As banks evaluate how they can reignite growth and best serve customers this year, they must first look at how changing consumer payment preferences are impacting market dynamics and opportunities.
Until recently, most banks have focused on traditional sources of revenue, including interchange revenue generated from card transactions, account-fee revenue, and lending programs. At the same time, they’ve allowed non-bank players and the card networks to dominate the point-of-sale environment with sleek checkout solutions and alternate payment options like Buy Now Pay Later (BNPL), which Insider Intelligence forecasted its payment value will reach $75.60 billion in 2022, growing by double digits each year to reach $143.44 billion in 2026. In doing so, banks are being replaced by other solutions that get to the customer’s point-of-need first, more elegantly, or faster.
According to a survey from McKinsey, 69% of American consumers use a digital wallet when shopping online.
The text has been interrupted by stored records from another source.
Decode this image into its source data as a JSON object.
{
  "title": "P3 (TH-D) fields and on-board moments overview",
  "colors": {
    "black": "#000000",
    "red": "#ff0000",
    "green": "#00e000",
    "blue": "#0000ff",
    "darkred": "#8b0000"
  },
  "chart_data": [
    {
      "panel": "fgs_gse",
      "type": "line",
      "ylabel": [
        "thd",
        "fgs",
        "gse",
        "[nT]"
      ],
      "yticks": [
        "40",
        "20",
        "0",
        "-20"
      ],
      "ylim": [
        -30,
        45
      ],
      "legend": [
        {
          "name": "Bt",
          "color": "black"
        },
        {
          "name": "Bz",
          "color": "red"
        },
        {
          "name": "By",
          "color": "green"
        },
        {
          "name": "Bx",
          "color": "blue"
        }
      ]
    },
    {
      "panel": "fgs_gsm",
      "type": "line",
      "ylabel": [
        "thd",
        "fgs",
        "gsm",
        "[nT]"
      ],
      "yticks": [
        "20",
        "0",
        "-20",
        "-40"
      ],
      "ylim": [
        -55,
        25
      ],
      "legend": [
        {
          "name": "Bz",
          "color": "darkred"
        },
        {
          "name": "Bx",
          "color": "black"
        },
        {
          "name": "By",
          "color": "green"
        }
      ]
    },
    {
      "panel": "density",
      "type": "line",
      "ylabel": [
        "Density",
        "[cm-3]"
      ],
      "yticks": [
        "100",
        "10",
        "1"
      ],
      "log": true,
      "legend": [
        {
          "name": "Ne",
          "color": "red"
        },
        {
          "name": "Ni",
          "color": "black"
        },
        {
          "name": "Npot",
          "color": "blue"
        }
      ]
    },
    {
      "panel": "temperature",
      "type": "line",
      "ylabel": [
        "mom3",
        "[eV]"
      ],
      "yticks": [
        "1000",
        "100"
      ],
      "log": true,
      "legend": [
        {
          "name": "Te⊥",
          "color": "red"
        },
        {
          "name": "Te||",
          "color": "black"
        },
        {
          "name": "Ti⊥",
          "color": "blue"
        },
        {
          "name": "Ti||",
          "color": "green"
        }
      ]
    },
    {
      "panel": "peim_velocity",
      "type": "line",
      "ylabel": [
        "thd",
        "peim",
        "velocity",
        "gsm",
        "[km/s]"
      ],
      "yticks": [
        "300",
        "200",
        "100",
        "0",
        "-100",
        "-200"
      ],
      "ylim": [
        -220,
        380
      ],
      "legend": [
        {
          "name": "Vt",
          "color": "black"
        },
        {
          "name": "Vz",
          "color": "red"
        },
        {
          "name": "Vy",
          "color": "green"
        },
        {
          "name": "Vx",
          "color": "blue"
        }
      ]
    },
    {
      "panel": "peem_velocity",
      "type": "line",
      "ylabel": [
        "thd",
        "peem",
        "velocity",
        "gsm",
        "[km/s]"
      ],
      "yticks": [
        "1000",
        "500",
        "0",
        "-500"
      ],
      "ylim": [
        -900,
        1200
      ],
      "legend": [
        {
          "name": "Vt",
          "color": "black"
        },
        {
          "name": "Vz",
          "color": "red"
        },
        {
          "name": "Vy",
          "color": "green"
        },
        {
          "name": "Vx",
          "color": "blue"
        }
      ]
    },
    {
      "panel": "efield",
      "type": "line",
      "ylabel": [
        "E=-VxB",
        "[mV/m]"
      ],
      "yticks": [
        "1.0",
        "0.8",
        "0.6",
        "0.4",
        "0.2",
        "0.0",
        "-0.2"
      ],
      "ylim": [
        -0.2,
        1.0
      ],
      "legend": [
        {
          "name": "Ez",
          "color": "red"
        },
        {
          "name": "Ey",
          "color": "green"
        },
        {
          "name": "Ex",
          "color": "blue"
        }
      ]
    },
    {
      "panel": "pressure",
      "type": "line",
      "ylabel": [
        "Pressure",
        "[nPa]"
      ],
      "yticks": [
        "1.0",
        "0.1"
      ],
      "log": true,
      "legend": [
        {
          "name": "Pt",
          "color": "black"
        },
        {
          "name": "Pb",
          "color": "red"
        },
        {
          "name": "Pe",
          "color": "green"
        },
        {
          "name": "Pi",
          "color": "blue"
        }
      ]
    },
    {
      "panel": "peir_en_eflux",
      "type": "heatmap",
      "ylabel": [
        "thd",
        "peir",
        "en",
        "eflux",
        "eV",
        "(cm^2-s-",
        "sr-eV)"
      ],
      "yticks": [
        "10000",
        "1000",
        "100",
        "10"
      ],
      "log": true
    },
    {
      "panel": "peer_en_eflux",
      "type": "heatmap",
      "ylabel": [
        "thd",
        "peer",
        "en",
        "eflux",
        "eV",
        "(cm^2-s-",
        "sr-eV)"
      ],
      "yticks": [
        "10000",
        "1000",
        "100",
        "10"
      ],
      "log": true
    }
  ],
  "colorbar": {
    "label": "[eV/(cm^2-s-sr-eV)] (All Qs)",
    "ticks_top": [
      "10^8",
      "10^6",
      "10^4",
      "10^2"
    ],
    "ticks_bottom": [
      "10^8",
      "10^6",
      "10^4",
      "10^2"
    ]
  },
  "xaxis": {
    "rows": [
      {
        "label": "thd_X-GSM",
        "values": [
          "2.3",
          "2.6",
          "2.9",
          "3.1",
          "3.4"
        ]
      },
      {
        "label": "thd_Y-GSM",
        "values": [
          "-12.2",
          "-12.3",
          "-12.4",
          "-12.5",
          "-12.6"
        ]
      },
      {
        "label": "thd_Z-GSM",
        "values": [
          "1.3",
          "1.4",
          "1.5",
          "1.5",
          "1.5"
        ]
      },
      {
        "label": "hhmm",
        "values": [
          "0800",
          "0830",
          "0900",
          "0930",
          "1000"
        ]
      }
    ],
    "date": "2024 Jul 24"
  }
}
This mass adoption of digital payments has inspired several of the large banks behind Zelle to look at releasing their own digital wallet as another revenue and marketing stream. The move would compete against the established services of Apple Pay, Paypal and others, however if it is successful, the big banks could earn back a piece of the pie that tech companies have captured in recent years.
As these seamless payments continue to find new use cases, banks should be looking at new ways to get closer to the customer — and re-evaluating the value they bring to businesses as other financial service companies do the same.
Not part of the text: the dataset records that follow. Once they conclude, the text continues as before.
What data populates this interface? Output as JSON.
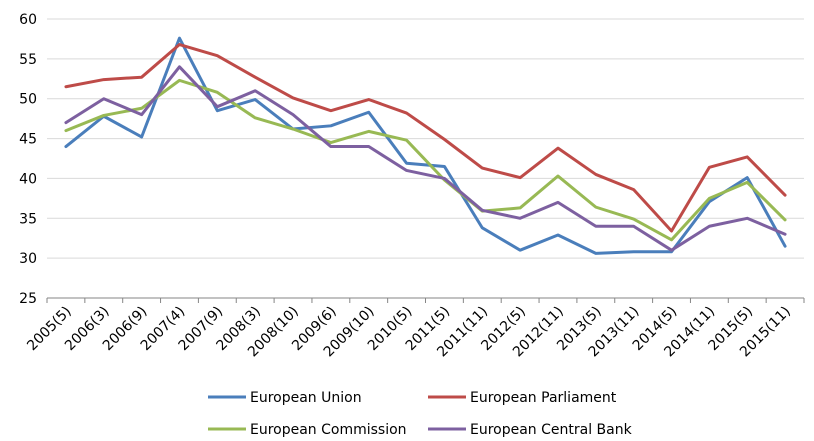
{
  "chart_data": {
    "type": "line",
    "title": "",
    "xlabel": "",
    "ylabel": "",
    "ylim": [
      25,
      60
    ],
    "yticks": [
      25,
      30,
      35,
      40,
      45,
      50,
      55,
      60
    ],
    "grid": "horizontal",
    "legend_position": "bottom",
    "categories": [
      "2005(5)",
      "2006(3)",
      "2006(9)",
      "2007(4)",
      "2007(9)",
      "2008(3)",
      "2008(10)",
      "2009(6)",
      "2009(10)",
      "2010(5)",
      "2011(5)",
      "2011(11)",
      "2012(5)",
      "2012(11)",
      "2013(5)",
      "2013(11)",
      "2014(5)",
      "2014(11)",
      "2015(5)",
      "2015(11)"
    ],
    "series": [
      {
        "name": "European Union",
        "color": "#4a7ebb",
        "values": [
          44,
          47.8,
          45.2,
          57.6,
          48.5,
          49.9,
          46.2,
          46.6,
          48.3,
          41.9,
          41.5,
          33.8,
          31,
          32.9,
          30.6,
          30.8,
          30.8,
          37.1,
          40.1,
          31.5
        ]
      },
      {
        "name": "European Parliament",
        "color": "#be4b48",
        "values": [
          51.5,
          52.4,
          52.7,
          56.8,
          55.4,
          52.7,
          50.1,
          48.5,
          49.9,
          48.2,
          44.9,
          41.3,
          40.1,
          43.8,
          40.5,
          38.6,
          33.4,
          41.4,
          42.7,
          37.9
        ]
      },
      {
        "name": "European Commission",
        "color": "#98b954",
        "values": [
          46,
          47.9,
          48.8,
          52.3,
          50.8,
          47.6,
          46.2,
          44.5,
          45.9,
          44.8,
          39.8,
          35.9,
          36.3,
          40.3,
          36.4,
          34.9,
          32.3,
          37.5,
          39.5,
          34.8
        ]
      },
      {
        "name": "European Central Bank",
        "color": "#7d60a0",
        "values": [
          47,
          50,
          48,
          54,
          49,
          51,
          48,
          44,
          44,
          41,
          40,
          36,
          35,
          37,
          34,
          34,
          31,
          34,
          35,
          33
        ]
      }
    ]
  }
}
The banking revenue model is changing
While existing payment options like ACH and emerging solutions like real-time payments don’t deliver the interchange revenue that card programs do, real-time payment adoption (RTP and/or FedNow) used in a pay-by-bank fashion will help banks overcome declining debit and credit card interchange revenue, andthese capabilities can be leveraged to put banks back at the point-of-need and be a gateway to other value creation.
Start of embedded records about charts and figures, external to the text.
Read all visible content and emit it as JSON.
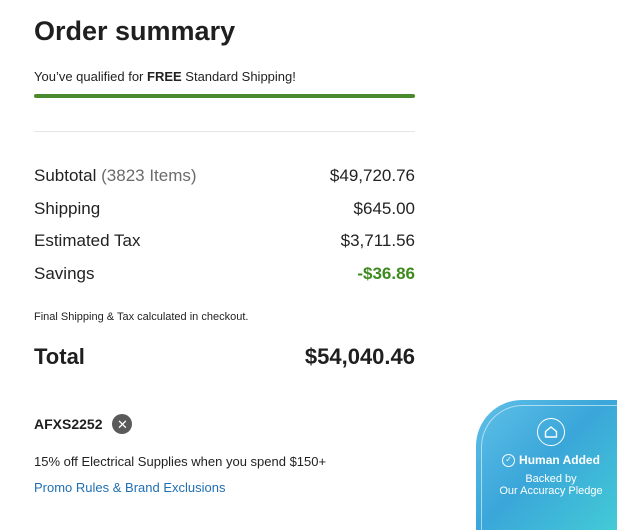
{
  "summary": {
    "title": "Order summary",
    "shipping_msg_prefix": "You’ve qualified for ",
    "shipping_msg_bold": "FREE",
    "shipping_msg_suffix": " Standard Shipping!",
    "shipping_progress": 1.0
  },
  "lines": {
    "subtotal_label": "Subtotal",
    "subtotal_items": "(3823 Items)",
    "subtotal_value": "$49,720.76",
    "shipping_label": "Shipping",
    "shipping_value": "$645.00",
    "tax_label": "Estimated Tax",
    "tax_value": "$3,711.56",
    "savings_label": "Savings",
    "savings_value": "-$36.86"
  },
  "note": "Final Shipping & Tax calculated in checkout.",
  "total": {
    "label": "Total",
    "value": "$54,040.46"
  },
  "promo": {
    "code": "AFXS2252",
    "description": "15% off Electrical Supplies when you spend $150+",
    "link": "Promo Rules & Brand Exclusions"
  },
  "badge": {
    "title": "Human Added",
    "line1": "Backed by",
    "line2": "Our Accuracy Pledge"
  },
  "colors": {
    "progress": "#4a8a2e",
    "savings": "#3f8a1f",
    "link": "#1f6fb2",
    "badge_gradient_start": "#5fc0e8",
    "badge_gradient_end": "#44d0d6"
  },
  "icons": {
    "promo_remove": "close-circle-icon",
    "badge_top": "home-icon",
    "badge_check": "check-circle-icon"
  }
}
Let’s look at two ways that banks can meet consumers at the point-of-need to acquire new customers (often at a lower cost), and retain existing ones, drive adoption of new services, and ultimately boost long-term growth.
Better BNPL: Banks have a chance to regain some market share by offering BNPL directly to consumers and drive incremental revenue without a major technology or capital investment. For existing customers, banks have access to rich data internally on customer payment history but are also plugged into external sources of credit worthiness to inform their lending decisions for non-customers. By looking at a more complete view of each customer’s financial picture, financial institutions can make BNPL offers that enable customers to extend their resources in a way that supports their financial journey rather than driving up debt and risk for the bank or the consumer. Banks also have an advantage over fintech players because of their robust set of operational processes and systems to handle loans, as well their regulated function to legally accept customer deposits — which are by far the least expensive way to fund BNPL loans.
This type of lending allows banks to successfully compete, driving new, profitable growth and customer retention, by supporting — rather than detracting from — financial wellness. Data shows that customers prefer to get BNPL loans from their bank, and by offering BNPL loans that are a good fit for each customer’s financial profile, banks can help customers build their financial future and qualify for future financial products that help them build wealth.
Banking-as-a-Service (BaaS): Banks can work with BaaS platform providers to offer financial services to business customers end users or employee base. By embedding payments, lending or other services into a business’s website or app, banks get to the end customer’s point-of-need and help the business increase customer engagement and loyalty and create new sources of revenue.
For example, an airline can aggregate travel and related financial services into one website and embed the ability to transact for these services via APIs. This allows consumers to choose and pay for end-to-end services — anything from travel and health insurance to car rental, hotel bookings, excursions and more — all in one spot.
Consumers could also benefit from a wide variety of payment options, such as a BNPL-type installment plan, a card payment, and emerging now, a real-time “pay by bank” option — i.e. a bank payment that bypasses the card networks rails and uses The Clearing House or the future FedNow rails to enable near instant payment.
As banks enable options for all types of payments, they can work with businesses to determine the best application for each payment type, including when payments truly benefit from real time, or when another payment method may be more beneficial. To continue with our travel example, the bank and airline would likely prioritize the ability to pay an insurance claim in real-time to a traveler whose luggage needs to be quickly replaced, but might enable traditional ACH for a booking refund on a canceled excursion.
While each payment option has a different financial opportunity for banks and their business customers, enabling these options drives more business and builds better customer relationships.
As with most facets of our lives today, we can anticipate that demand for convenient and instant money movement will only continue to rise. By leveraging payment innovations to get closer to customers, financial institutions can regain prominence and elevate their clients’ customer experience. Enabling a variety of digital banking capabilities — from BaaS and embedded payments to real-time payments gives businesses access to new sources of revenue, operational efficiencies, and the ability to delight their customers.
This year, banks must look to put themselves back at the point-of-need in highly digital ways to create these clear competitive advantages. Those that do will see the most success in 2023 and beyond.